2. Construct an earthen berm around certain portions of the facility, construct a stormwater collection and pumping station within areas behind the berm, and construct an effluent pumping station to discharge effluent during flooding events at a cost of approximately $4.1 million.
3. Construct flood barriers around the chlorine and dewatering buildings, construct a flood barrier around the influent pump station, place dewatering pumps within the areas behind the berm, and increase the height of the tertiary filtration system walls to five feet at a cost of approximately $1.1 million.
The letter states that the city has “indicated they want to relocate the facility and do not wish to pursue options two and three.”
According to the FEMA letter, following the April 2009 flood event, they prepared a project worksheet in the amount of $527,183.70 to document identified damages and estimated repairs to the plant. Also, a proposed floodwall around the plant at a cost of $33 million was not cost effective.
FEMA denied the city’s application for the $94 million cost to relocate and rebuild the plant on the basis that it wasn’t cost effective and applied to undamaged elements of the facility. The city appealed the decision in February 2011.
According to documents obtained in an open records request, the appeal was based on the fact that the local Lowndes County ULDC (Unified Land Development Code) and flood-plain ordinances, along with International Building Codes and FEMA’s own flood-plain management directives prohibit the city from making substantial improvements or repairs at the current location.
In the appeal letter, Deputy City Manager John Whitehead states, “The declared event was not the first, nor the only time the WPCP has flooded. In fact, its low flood-plain elevation has led to a number of permit violations:
“Between October 1993 and August 2010, 21 separate events led to 123 total days of flood levels exceeding 122 feet or greater in elevation.

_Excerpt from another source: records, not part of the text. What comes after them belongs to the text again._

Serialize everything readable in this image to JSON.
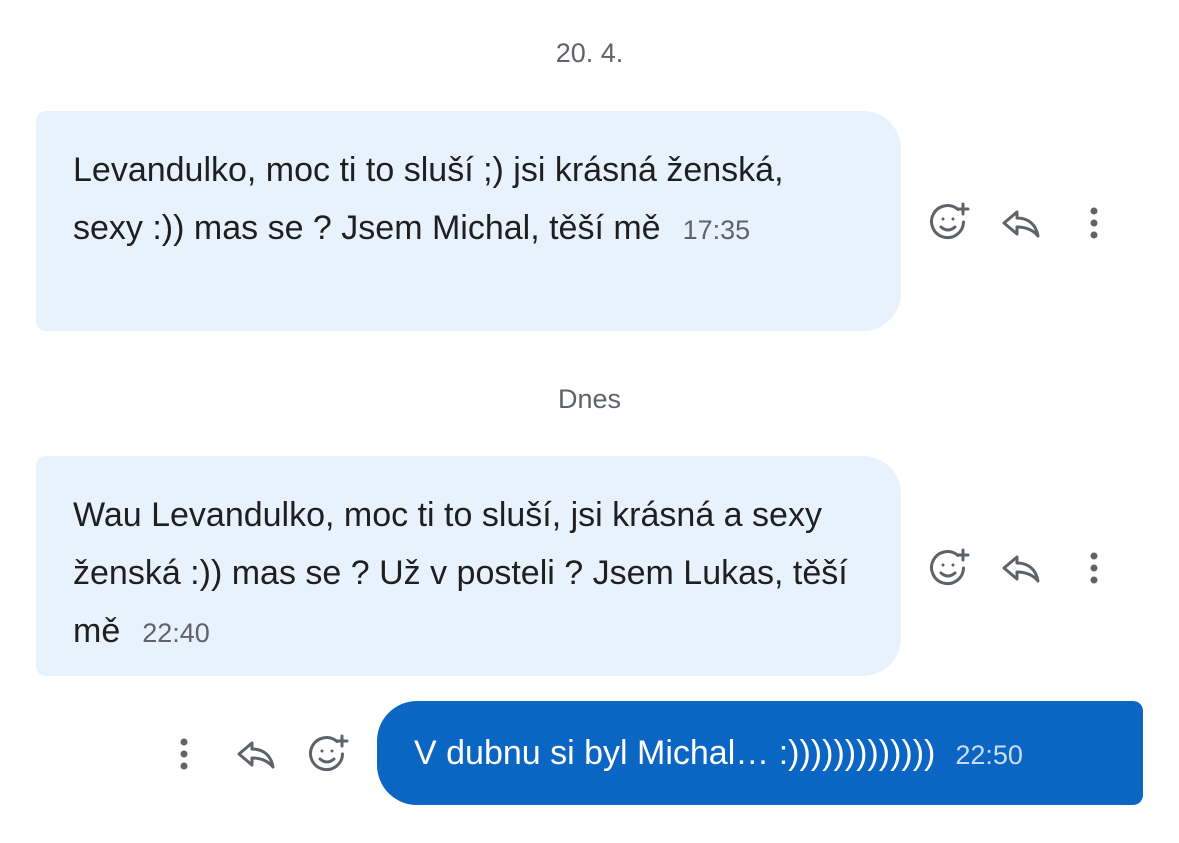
{
  "conversation": {
    "separators": [
      {
        "label": "20. 4."
      },
      {
        "label": "Dnes"
      }
    ],
    "messages": [
      {
        "direction": "incoming",
        "text": "Levandulko, moc ti to sluší ;) jsi krásná ženská, sexy :)) mas se ? Jsem Michal, těší mě",
        "time": "17:35"
      },
      {
        "direction": "incoming",
        "text": "Wau Levandulko, moc ti to sluší, jsi krásná a sexy ženská :)) mas se ? Už v posteli ? Jsem Lukas, těší mě",
        "time": "22:40"
      },
      {
        "direction": "outgoing",
        "text": "V dubnu si byl Michal… :)))))))))))))",
        "time": "22:50"
      }
    ]
  },
  "icons": {
    "react": "add-reaction-icon",
    "reply": "reply-icon",
    "more": "more-options-icon"
  },
  "colors": {
    "incoming_bubble": "#e8f2fd",
    "outgoing_bubble": "#0b66c3",
    "icon_gray": "#5f6368"
  }
}
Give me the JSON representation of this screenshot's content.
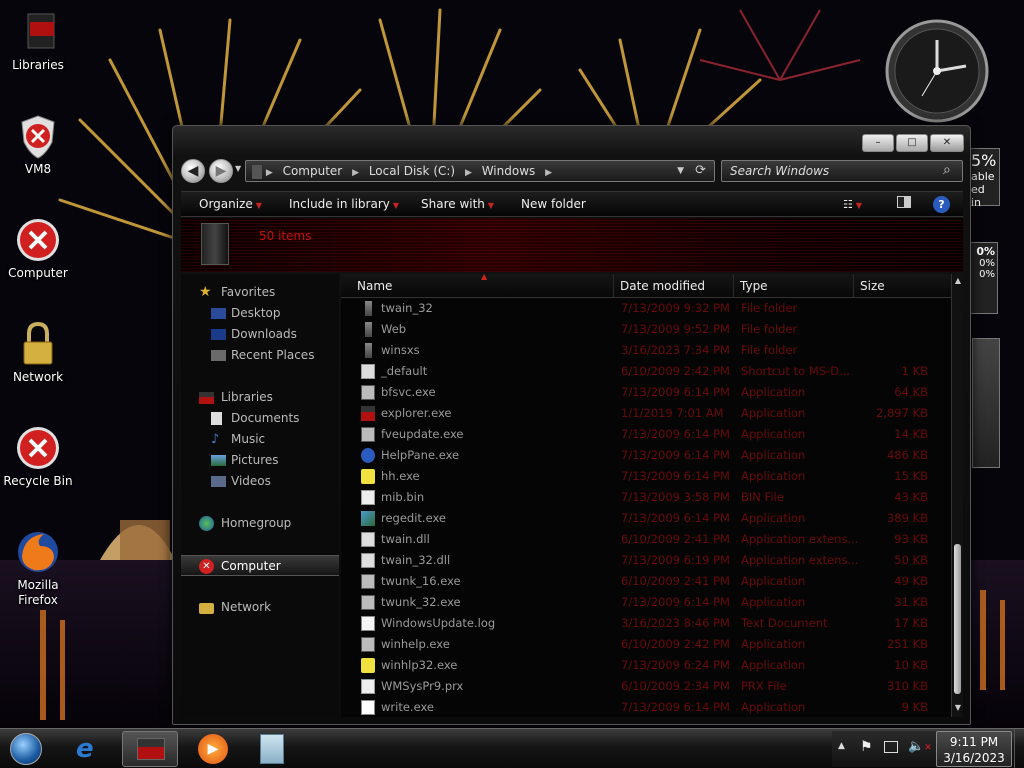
{
  "desktop": {
    "icons": [
      {
        "label": "Libraries",
        "icon": "libraries-icon"
      },
      {
        "label": "VM8",
        "icon": "shield-error-icon"
      },
      {
        "label": "Computer",
        "icon": "error-icon"
      },
      {
        "label": "Network",
        "icon": "lock-icon"
      },
      {
        "label": "Recycle Bin",
        "icon": "error-icon"
      },
      {
        "label": "Mozilla Firefox",
        "icon": "firefox-icon"
      }
    ],
    "gadget_fragments": {
      "cpu_label": "5%",
      "line1": "able",
      "line2": "ed in",
      "meter_a": "0%",
      "meter_b": "0%",
      "meter_c": "0%"
    }
  },
  "window": {
    "controls": {
      "minimize": "–",
      "maximize": "□",
      "close": "✕"
    },
    "breadcrumb": [
      "Computer",
      "Local Disk (C:)",
      "Windows"
    ],
    "search_placeholder": "Search Windows",
    "commands": [
      {
        "label": "Organize",
        "has_menu": true
      },
      {
        "label": "Include in library",
        "has_menu": true
      },
      {
        "label": "Share with",
        "has_menu": true
      },
      {
        "label": "New folder",
        "has_menu": false
      }
    ],
    "items_count": "50 items",
    "nav": {
      "favorites": {
        "label": "Favorites",
        "items": [
          "Desktop",
          "Downloads",
          "Recent Places"
        ]
      },
      "libraries": {
        "label": "Libraries",
        "items": [
          "Documents",
          "Music",
          "Pictures",
          "Videos"
        ]
      },
      "homegroup": "Homegroup",
      "computer": "Computer",
      "network": "Network"
    },
    "columns": [
      "Name",
      "Date modified",
      "Type",
      "Size"
    ],
    "files": [
      {
        "name": "twain_32",
        "date": "7/13/2009 9:32 PM",
        "type": "File folder",
        "size": "",
        "icon": "folder-icon"
      },
      {
        "name": "Web",
        "date": "7/13/2009 9:52 PM",
        "type": "File folder",
        "size": "",
        "icon": "folder-icon"
      },
      {
        "name": "winsxs",
        "date": "3/16/2023 7:34 PM",
        "type": "File folder",
        "size": "",
        "icon": "folder-icon"
      },
      {
        "name": "_default",
        "date": "6/10/2009 2:42 PM",
        "type": "Shortcut to MS-D...",
        "size": "1 KB",
        "icon": "shortcut-icon"
      },
      {
        "name": "bfsvc.exe",
        "date": "7/13/2009 6:14 PM",
        "type": "Application",
        "size": "64 KB",
        "icon": "app-icon"
      },
      {
        "name": "explorer.exe",
        "date": "1/1/2019 7:01 AM",
        "type": "Application",
        "size": "2,897 KB",
        "icon": "explorer-icon"
      },
      {
        "name": "fveupdate.exe",
        "date": "7/13/2009 6:14 PM",
        "type": "Application",
        "size": "14 KB",
        "icon": "app-icon"
      },
      {
        "name": "HelpPane.exe",
        "date": "7/13/2009 6:14 PM",
        "type": "Application",
        "size": "486 KB",
        "icon": "help-icon"
      },
      {
        "name": "hh.exe",
        "date": "7/13/2009 6:14 PM",
        "type": "Application",
        "size": "15 KB",
        "icon": "question-icon"
      },
      {
        "name": "mib.bin",
        "date": "7/13/2009 3:58 PM",
        "type": "BIN File",
        "size": "43 KB",
        "icon": "file-icon"
      },
      {
        "name": "regedit.exe",
        "date": "7/13/2009 6:14 PM",
        "type": "Application",
        "size": "389 KB",
        "icon": "registry-icon"
      },
      {
        "name": "twain.dll",
        "date": "6/10/2009 2:41 PM",
        "type": "Application extens...",
        "size": "93 KB",
        "icon": "dll-icon"
      },
      {
        "name": "twain_32.dll",
        "date": "7/13/2009 6:19 PM",
        "type": "Application extens...",
        "size": "50 KB",
        "icon": "dll-icon"
      },
      {
        "name": "twunk_16.exe",
        "date": "6/10/2009 2:41 PM",
        "type": "Application",
        "size": "49 KB",
        "icon": "app-icon"
      },
      {
        "name": "twunk_32.exe",
        "date": "7/13/2009 6:14 PM",
        "type": "Application",
        "size": "31 KB",
        "icon": "app-icon"
      },
      {
        "name": "WindowsUpdate.log",
        "date": "3/16/2023 8:46 PM",
        "type": "Text Document",
        "size": "17 KB",
        "icon": "text-file-icon"
      },
      {
        "name": "winhelp.exe",
        "date": "6/10/2009 2:42 PM",
        "type": "Application",
        "size": "251 KB",
        "icon": "app-icon"
      },
      {
        "name": "winhlp32.exe",
        "date": "7/13/2009 6:24 PM",
        "type": "Application",
        "size": "10 KB",
        "icon": "question-icon"
      },
      {
        "name": "WMSysPr9.prx",
        "date": "6/10/2009 2:34 PM",
        "type": "PRX File",
        "size": "310 KB",
        "icon": "file-icon"
      },
      {
        "name": "write.exe",
        "date": "7/13/2009 6:14 PM",
        "type": "Application",
        "size": "9 KB",
        "icon": "write-icon"
      }
    ]
  },
  "taskbar": {
    "pinned": [
      "start-orb-icon",
      "internet-explorer-icon",
      "explorer-icon",
      "media-player-icon",
      "notepad-icon"
    ],
    "clock": {
      "time": "9:11 PM",
      "date": "3/16/2023"
    },
    "tray_icons": [
      "show-hidden-icon",
      "flag-icon",
      "network-icon",
      "volume-muted-icon"
    ]
  },
  "colors": {
    "accent_red": "#c21010",
    "dim_red": "#6a0a0a",
    "window_bg": "#0b0b0b"
  }
}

This means the WPCP is under flooding an average of 7.2 days per year, including the 2009 declared event, which reached an elevation of 137 feet at maximum river stage.

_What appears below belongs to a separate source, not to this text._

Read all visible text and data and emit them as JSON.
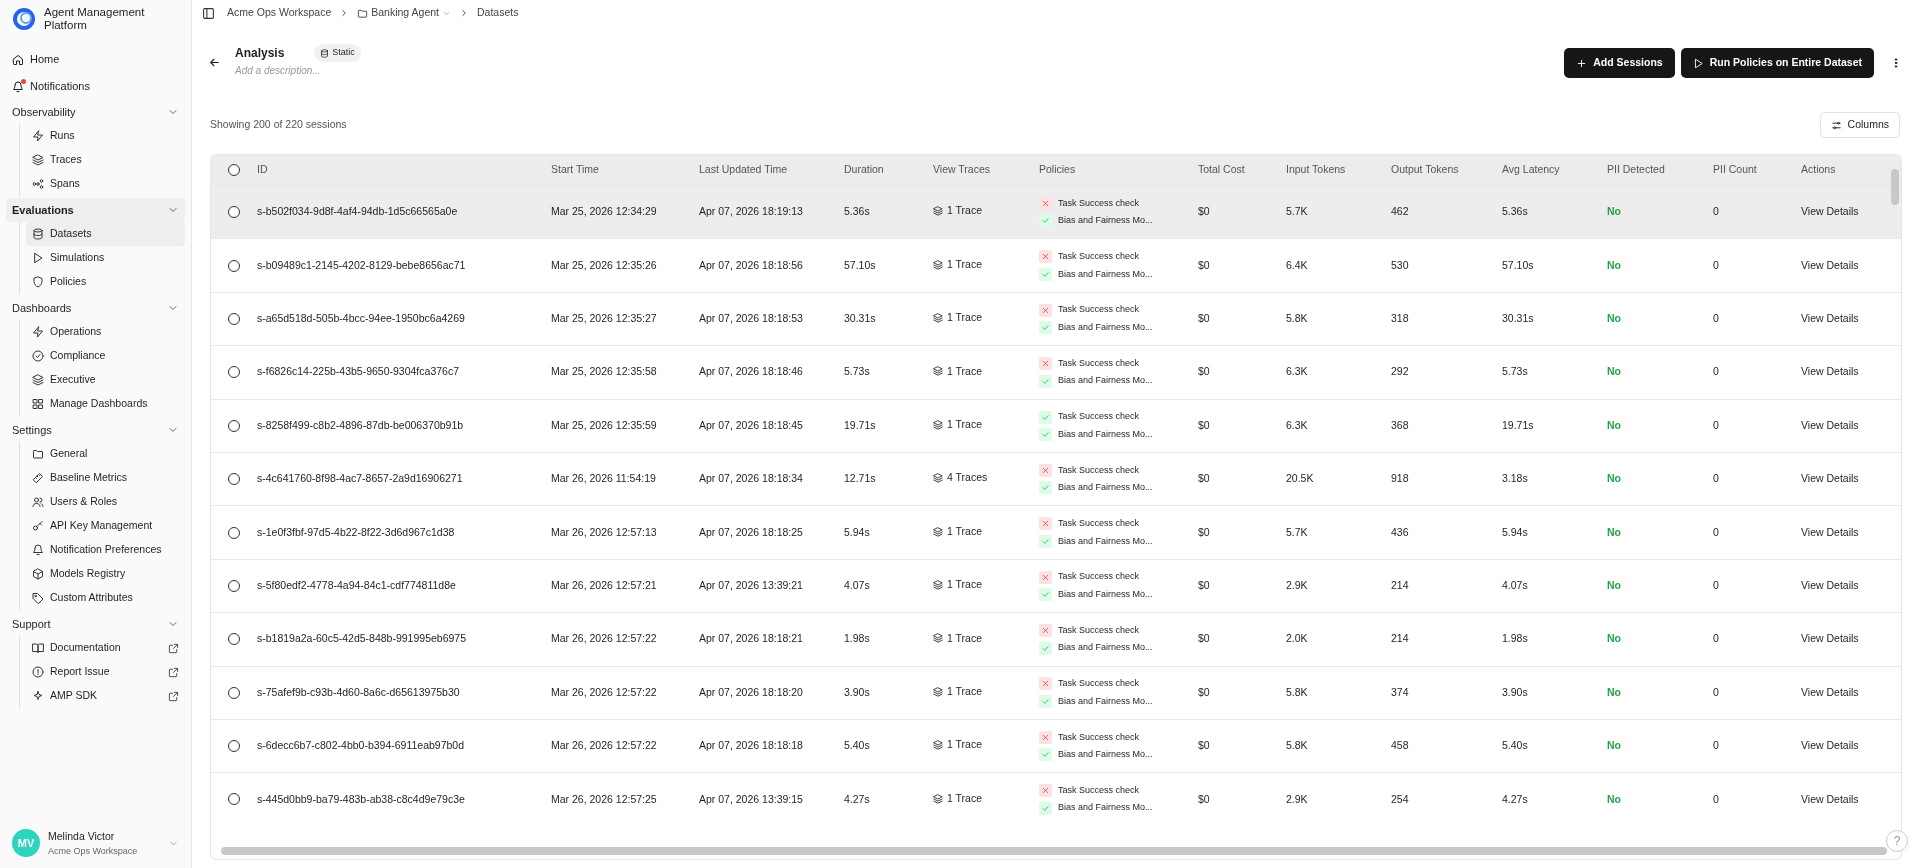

“Each of these flooding events put the community at risk. Many flooding events resulted in the discharge of raw sewage outside the controlled system, threatening the health of the community and the integrity of the river, its ecosystem and other downstream persons and communities. The damage and the risks will continue unabated if significant hazard mitigation measures are not put in place.”
This first appeal was denied by FEMA again, according to FEMA documents, as it was not cost effective to spend $94 million when the plant sustained $527,000 in damages.
The city appealed the decision a second time in February 2012, this time requesting $88 million to relocate and rebuild the plant, and was again denied by FEMA in July 2012 citing FEMA’s Disaster Assistance Policy, Hazard Mitigation Funding Under Section 406 (Stafford Act), dated July 30, 2007.
The FEMA policy states, “If mitigation measures are approved for the repair of a disaster-damaged facility and the subgrantee requests an improved project which will instead involve the replacement of the facility, on the same site or an alternate site, the cost of the mitigation measures is not eligible.”
When asked if the city could find any other wastewater plant relocations that had been funded by FEMA, Whitehead said there were none, and the city’s would have been the first.
In an interview in February of this year prior to the current flooding event, city officials stated that despite the FEMA rejections, the plant has to be moved and the city has to find a way to pay for it out of local funds and a proposed SPLOST (special purpose local option sales tax). The figure to rebuild the plant is now roughly $20 million with an additional $32 million for a major force main project to replace the gravity lines, for which the city has obtained a $32 million GEFA loan.
City officials stated that the plant cannot be substantially repaired or improved in its current state as the county’s ULDC prohibits them from doing so since it’s in a flood plain. According to the county, the ULDC does prohibit it, but the city is also eligible to request a variance to make those repairs and has not done so.